In an earlier post I asked why systems (aka executable state) cannot be indexed and queried just like documents. There is a much broader idea here, one that I have been obsessing over since around 1997. And that is the idea that systems can be treated as simply another form of data, and familiar paradigms from the data domain such as indexing, fingerprinting, clustering, markup, tagging, etc can apply to systems too.

The inception of this idea occurred in 1997 when I was trying to build a native binary interpreter called Dynamo at HP Labs. This was a degenerate interpreter in the sense that it’s input binary source was the same as its output binary target. You can find out more about how this was engineered in my earlier post on JIT acceleration. The kernel of the interpreter loop essentially involved rewriting segments of the input binary stream into a code cache so that the code in that cache could be manipulated in ways that could boost the overall runtime performance of the interpreted program. It struck me that what I was really doing was manipulating executable content (the source binary image) as data.

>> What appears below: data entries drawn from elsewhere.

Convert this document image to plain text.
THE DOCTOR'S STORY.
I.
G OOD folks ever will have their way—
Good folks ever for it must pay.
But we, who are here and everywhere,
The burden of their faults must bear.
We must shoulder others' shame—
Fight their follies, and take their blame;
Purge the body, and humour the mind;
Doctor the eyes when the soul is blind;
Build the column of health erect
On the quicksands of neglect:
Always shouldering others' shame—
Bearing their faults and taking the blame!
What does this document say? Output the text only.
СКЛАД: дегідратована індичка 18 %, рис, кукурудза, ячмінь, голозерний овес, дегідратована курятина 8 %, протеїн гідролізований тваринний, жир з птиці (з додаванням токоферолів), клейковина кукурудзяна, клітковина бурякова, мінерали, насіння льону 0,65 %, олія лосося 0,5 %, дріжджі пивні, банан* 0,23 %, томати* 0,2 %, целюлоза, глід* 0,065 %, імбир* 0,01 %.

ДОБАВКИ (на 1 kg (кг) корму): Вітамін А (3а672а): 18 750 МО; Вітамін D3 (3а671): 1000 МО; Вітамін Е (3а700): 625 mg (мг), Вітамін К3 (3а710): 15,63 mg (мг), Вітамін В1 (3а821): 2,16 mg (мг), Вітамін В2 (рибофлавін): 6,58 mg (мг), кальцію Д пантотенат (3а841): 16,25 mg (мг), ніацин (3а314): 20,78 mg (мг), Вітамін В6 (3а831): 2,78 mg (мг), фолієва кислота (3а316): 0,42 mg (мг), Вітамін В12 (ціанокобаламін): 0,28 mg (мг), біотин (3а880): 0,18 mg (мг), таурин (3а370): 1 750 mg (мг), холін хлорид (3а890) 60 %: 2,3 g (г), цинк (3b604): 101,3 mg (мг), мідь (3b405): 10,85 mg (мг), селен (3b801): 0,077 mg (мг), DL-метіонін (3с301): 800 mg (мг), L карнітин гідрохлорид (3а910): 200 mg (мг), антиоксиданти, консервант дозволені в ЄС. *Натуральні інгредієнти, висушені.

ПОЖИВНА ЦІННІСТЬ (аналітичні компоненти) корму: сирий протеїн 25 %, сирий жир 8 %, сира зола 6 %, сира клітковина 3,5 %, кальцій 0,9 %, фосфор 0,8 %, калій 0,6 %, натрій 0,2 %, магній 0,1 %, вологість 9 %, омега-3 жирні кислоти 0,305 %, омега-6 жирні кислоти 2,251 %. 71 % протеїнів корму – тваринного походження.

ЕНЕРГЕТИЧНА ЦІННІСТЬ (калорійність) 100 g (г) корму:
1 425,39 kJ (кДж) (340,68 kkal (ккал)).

This made me wonder if there were other things I could do with a binary image that one normally only does with non executable data like audio, video and documents.

For instance, could a binary image be streamed on demand over a network, and executed by a “player” on a remote machine without ever requiring a local install step? I presented this idea at the IBM TJ Watson Research Center in May 2001. The talk, titled “Software as Content” was also my interview seminar. Although I got the job, I must admit the audience had this look of bewilderment on their faces. Clearly I had to articulate the commercial value of this vision to convince people of its power.

During my first two years there, with the help of a small team, I prototyped an application streaming service that eventually became the Progressive Deployment System (PDS), and a new product shipped by IBM for streaming pre-installed and pre-configured apps to desktops within an Enterprise. The end user experience was identical to viewing a video clip via YouTube. You could click a link on a webpage, and that would trigger a locally installed software stream player to communicate with a remote
streaming server to push a binary application image over the network, while simultaneously starting its execution on the local desktop.

Software images could indeed be treated like video images. A number of video related paradigms suddenly made sense in the software domain: streaming, compressed encoding, edge of network caching, etc.

Still we had a hard time convincing people that viewing software and systems as data was a valuable thing. Our next attempt to make the case was to create Mirage, a system that would index and version VM images in the same way that a source control system like Git versions text files. As VM images started to proliferate in data centers, the value of such a solution became ever more obvious. For me the cool thing was that Mirage made system images feel like documents – pretty much anything you could do in a document version control system you could now do with VM images.

The Origami project, which followed Mirage tried to explore yet another dimension of the Systems as Data idea. In this project we explored similarity detection algorithms that one normally used to cluster documents, to cluster VM images.

Despite these demonstrations most people remained unconvinced about the value and power of the Systems as Data idea. Over the years my personal obsession with this has only grown further. Perhaps some day I will get a chance to explore it again.